Our study also has some limitations. Firstly, our study only estimated direct medical costs related to hospitalisation incurred by the patients, and did not include costs related to follow-up visits, treatments after the event and further examination procedures required after discharge, direct non-medical or indirect costs. However, hospitalisation cost is the main cost driver for severe hypoglycaemic events.24 Secondly, indirect costs such as costs related to loss of productivity or early retirement were not examined in our study. Thirdly, our cost estimation was based on costs incurred within private rather than governmental hospitals, which might differ and limit the generalisability of the results to the private sector only. Private hospitals provide medical care of higher quality for the patients compared to public hospitals, but at the same time, private hospitals charge higher prices to make a profit.43 Fourth, the use of charges as a proxy to estimate costs is not free from criticism.44,45 Finally, the sample size was small. Despite these limitations, we believe our paper makes a real contribution to awareness of the hypoglycaemia burden in Jordan.

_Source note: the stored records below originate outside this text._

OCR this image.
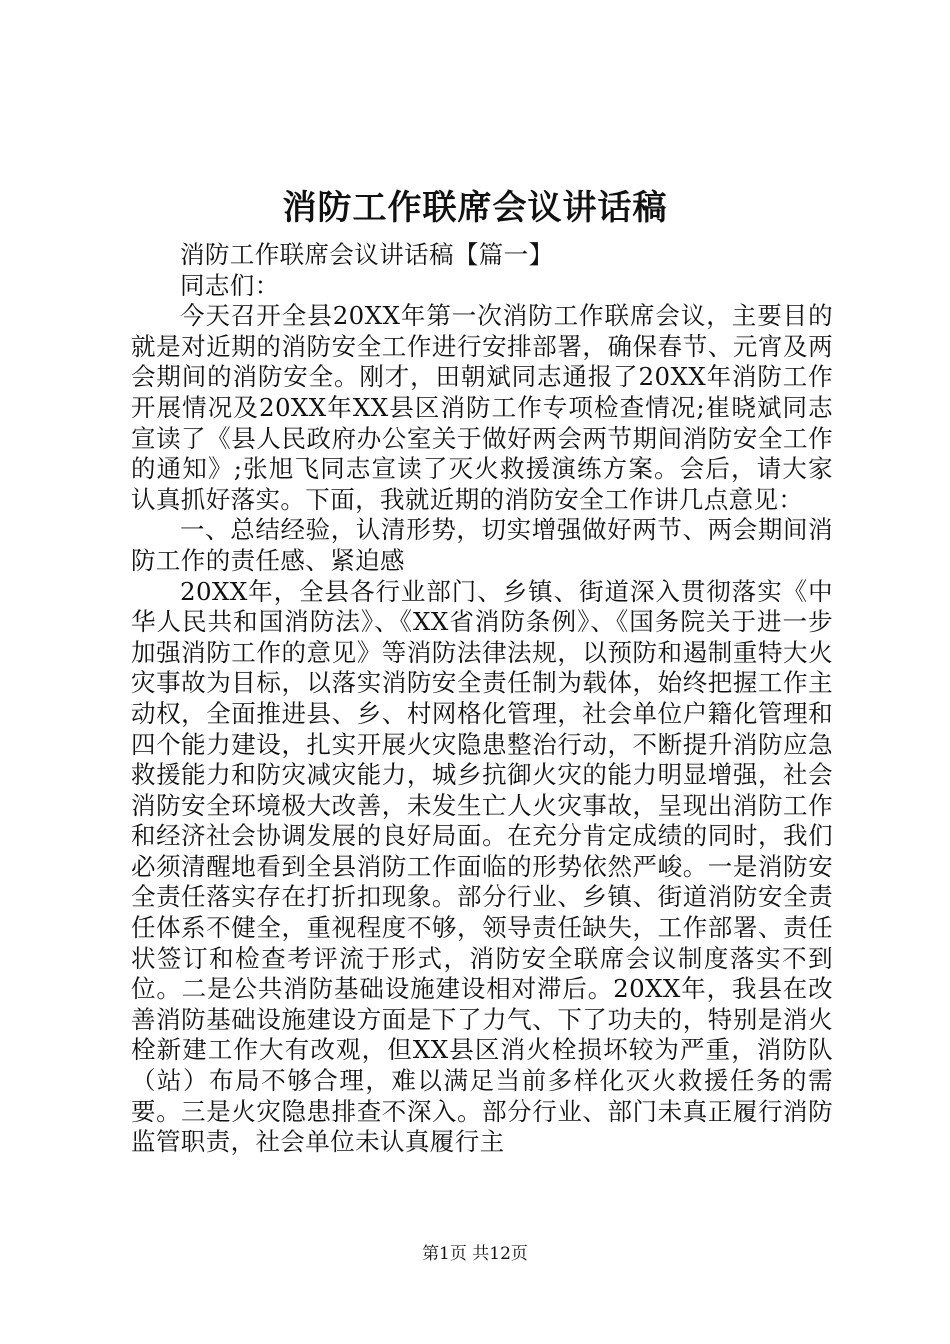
消防工作联席会议讲话稿

消防工作联席会议讲话稿【篇一】

同志们：

今天召开全县20XX年第一次消防工作联席会议，主要目的就是对近期的消防安全工作进行安排部署，确保春节、元宵及两会期间的消防安全。刚才，田朝斌同志通报了20XX年消防工作开展情况及20XX年XX县区消防工作专项检查情况;崔晓斌同志宣读了《县人民政府办公室关于做好两会两节期间消防安全工作的通知》;张旭飞同志宣读了灭火救援演练方案。会后，请大家认真抓好落实。下面，我就近期的消防安全工作讲几点意见：

一、总结经验，认清形势，切实增强做好两节、两会期间消防工作的责任感、紧迫感

20XX年，全县各行业部门、乡镇、街道深入贯彻落实《中华人民共和国消防法》、《XX省消防条例》、《国务院关于进一步加强消防工作的意见》等消防法律法规，以预防和遏制重特大火灾事故为目标，以落实消防安全责任制为载体，始终把握工作主动权，全面推进县、乡、村网格化管理，社会单位户籍化管理和四个能力建设，扎实开展火灾隐患整治行动，不断提升消防应急救援能力和防灾减灾能力，城乡抗御火灾的能力明显增强，社会消防安全环境极大改善，未发生亡人火灾事故，呈现出消防工作和经济社会协调发展的良好局面。在充分肯定成绩的同时，我们必须清醒地看到全县消防工作面临的形势依然严峻。一是消防安全责任落实存在打折扣现象。部分行业、乡镇、街道消防安全责任体系不健全，重视程度不够，领导责任缺失，工作部署、责任状签订和检查考评流于形式，消防安全联席会议制度落实不到位。二是公共消防基础设施建设相对滞后。20XX年，我县在改善消防基础设施建设方面是下了力气、下了功夫的，特别是消火栓新建工作大有改观，但XX县区消火栓损坏较为严重，消防队（站）布局不够合理，难以满足当前多样化灭火救援任务的需要。三是火灾隐患排查不深入。部分行业、部门未真正履行消防监管职责，社会单位未认真履行主

第1页 共12页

It should also stimulate further research in this area such as studies that adopt a wider perspective and a longer time frame, which would be needed to comprehensively assess the impact of hypoglycaemia on resources utilisation. This should include direct and indirect costs from both the governmental and private sectors to increase the generalisability of the current estimated costs.
CONCLUSIONS
This study confirmed that hospitalisation due to hypoglycaemic events among patients with DM represents a substantial economic burden within hospital settings. Our study findings provide implications for healthcare providers to target patients at high risk of hypoglycaemia such as males and patients with a family history of DM, to avoid their hospitalisation. Targeting such groups through health educational programme and treatment de-intensification (if necessary) approaches could help reduce their propensity to hypoglycaemia and ultimately reduce their length of hospital stay and cost.